When I use the heap profiling option -hd, I will get a very useful list of which constructors use how much memory, but I will also get a bunch of other closures (assumedly from thunks) with very unhelpful names, usually of the form Module.Name.sat_randmLetters. For example:
How do I figure out what they correspond to and/or where they come from? I can’t find those strings in the -ddump-simpl output of the module, so I don’t know at which stage of compilation they are generated?
Here’s an example output from hp2ps with a bunch of thunks like this:
I’m not sure about -hd, but with the new info table profiling since GHC 9.2 you do actually get line numbers.
But you’ll probably want to combine that with the new -fprof-late profiling mode (or -fprof-late-inline if that is not detailed enough) introduced in GHC 9.4. Edit: Actually I’m unsure if profiling is required. That blog post I linked says it is not required, but when I last tried it I think I ran into problems without profiling but maybe that was actually caused by something else.

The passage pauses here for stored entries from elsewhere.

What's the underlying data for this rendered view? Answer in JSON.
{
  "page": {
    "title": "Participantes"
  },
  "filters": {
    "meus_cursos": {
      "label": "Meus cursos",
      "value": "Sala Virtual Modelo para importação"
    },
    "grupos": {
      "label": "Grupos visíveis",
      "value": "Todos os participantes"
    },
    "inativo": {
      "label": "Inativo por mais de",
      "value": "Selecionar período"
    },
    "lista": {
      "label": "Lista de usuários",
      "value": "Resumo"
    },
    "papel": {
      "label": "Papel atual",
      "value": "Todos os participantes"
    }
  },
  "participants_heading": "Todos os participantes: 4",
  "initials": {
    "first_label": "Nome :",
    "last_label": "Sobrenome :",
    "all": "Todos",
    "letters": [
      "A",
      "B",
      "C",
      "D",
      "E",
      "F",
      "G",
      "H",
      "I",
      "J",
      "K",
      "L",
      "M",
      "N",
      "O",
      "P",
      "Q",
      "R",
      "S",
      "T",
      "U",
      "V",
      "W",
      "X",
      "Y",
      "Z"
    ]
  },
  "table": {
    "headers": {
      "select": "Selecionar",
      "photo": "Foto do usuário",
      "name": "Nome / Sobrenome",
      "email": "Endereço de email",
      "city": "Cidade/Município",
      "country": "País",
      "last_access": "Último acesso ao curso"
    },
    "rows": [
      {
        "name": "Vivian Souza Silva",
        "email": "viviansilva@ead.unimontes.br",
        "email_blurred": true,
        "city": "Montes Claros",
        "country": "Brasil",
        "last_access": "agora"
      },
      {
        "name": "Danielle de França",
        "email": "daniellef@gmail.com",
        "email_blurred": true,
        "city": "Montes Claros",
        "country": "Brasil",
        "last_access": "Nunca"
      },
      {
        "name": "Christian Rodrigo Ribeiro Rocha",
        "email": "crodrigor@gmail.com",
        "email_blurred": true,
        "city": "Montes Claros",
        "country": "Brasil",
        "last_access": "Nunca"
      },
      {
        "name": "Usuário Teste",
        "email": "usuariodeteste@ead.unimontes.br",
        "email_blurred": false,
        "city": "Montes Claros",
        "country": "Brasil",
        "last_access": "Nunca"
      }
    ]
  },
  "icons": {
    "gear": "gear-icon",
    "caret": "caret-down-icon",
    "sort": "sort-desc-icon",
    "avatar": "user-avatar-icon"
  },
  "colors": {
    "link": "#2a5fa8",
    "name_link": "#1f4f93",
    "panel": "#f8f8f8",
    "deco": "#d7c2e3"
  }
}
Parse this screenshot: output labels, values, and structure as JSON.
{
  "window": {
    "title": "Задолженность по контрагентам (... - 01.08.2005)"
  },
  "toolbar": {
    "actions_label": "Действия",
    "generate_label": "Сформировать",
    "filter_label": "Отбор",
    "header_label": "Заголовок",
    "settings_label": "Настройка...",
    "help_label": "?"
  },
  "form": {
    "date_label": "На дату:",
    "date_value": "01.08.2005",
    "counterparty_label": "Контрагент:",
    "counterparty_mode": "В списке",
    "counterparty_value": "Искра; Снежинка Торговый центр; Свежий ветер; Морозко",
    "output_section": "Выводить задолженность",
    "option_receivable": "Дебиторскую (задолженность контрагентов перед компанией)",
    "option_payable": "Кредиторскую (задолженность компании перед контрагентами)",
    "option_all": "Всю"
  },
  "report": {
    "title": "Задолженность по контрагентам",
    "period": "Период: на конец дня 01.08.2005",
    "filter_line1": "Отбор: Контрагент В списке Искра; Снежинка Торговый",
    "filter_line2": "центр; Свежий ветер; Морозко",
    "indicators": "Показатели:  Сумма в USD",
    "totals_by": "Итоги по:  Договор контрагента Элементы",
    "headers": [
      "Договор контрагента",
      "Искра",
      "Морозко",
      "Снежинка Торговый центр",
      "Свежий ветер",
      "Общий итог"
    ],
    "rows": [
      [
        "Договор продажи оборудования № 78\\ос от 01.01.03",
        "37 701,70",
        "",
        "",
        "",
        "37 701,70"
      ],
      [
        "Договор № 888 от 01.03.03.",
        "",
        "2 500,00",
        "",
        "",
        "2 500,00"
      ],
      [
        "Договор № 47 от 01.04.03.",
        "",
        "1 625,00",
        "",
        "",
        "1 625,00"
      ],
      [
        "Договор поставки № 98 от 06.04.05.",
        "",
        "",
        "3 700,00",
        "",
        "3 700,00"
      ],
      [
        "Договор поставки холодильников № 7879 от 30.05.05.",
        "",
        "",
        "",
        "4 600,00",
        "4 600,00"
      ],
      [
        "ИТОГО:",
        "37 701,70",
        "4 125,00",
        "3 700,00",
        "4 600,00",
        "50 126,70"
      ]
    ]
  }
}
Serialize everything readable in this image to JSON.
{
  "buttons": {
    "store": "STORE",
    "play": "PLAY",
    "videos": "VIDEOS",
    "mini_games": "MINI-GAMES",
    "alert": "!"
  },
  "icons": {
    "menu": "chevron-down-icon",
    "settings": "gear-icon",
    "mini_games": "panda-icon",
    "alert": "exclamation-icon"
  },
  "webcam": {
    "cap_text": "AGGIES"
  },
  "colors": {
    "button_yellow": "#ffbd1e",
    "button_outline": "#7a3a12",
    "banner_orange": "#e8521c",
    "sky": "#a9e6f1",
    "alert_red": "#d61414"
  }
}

I haven’t updated the project to support ghc-9.2 yet, so I can’t use that option yet, but maybe this is a good motivation to put in the effort to fix the issues with the newer versions of ghc.
Searching the source code of GHC, I can find the string "sat" exactly once, in CoreToStg, so it seems like the sat_... strings pops up when creating STG code, which explains why I couldn’t find it in the dumped core.
Edit: Yep, adding -ddump-stg does show a bunch of sat_... variables, so that is probably the answer.
Edit 2: However, I don’t know how to get the stg from e.g. the base library, since I’m not compiling that from source
I would highly recommend it. Info table profiling takes a bit of learning, but I literally cannot imagine trying to debug space leaks without it now. It’s just that good.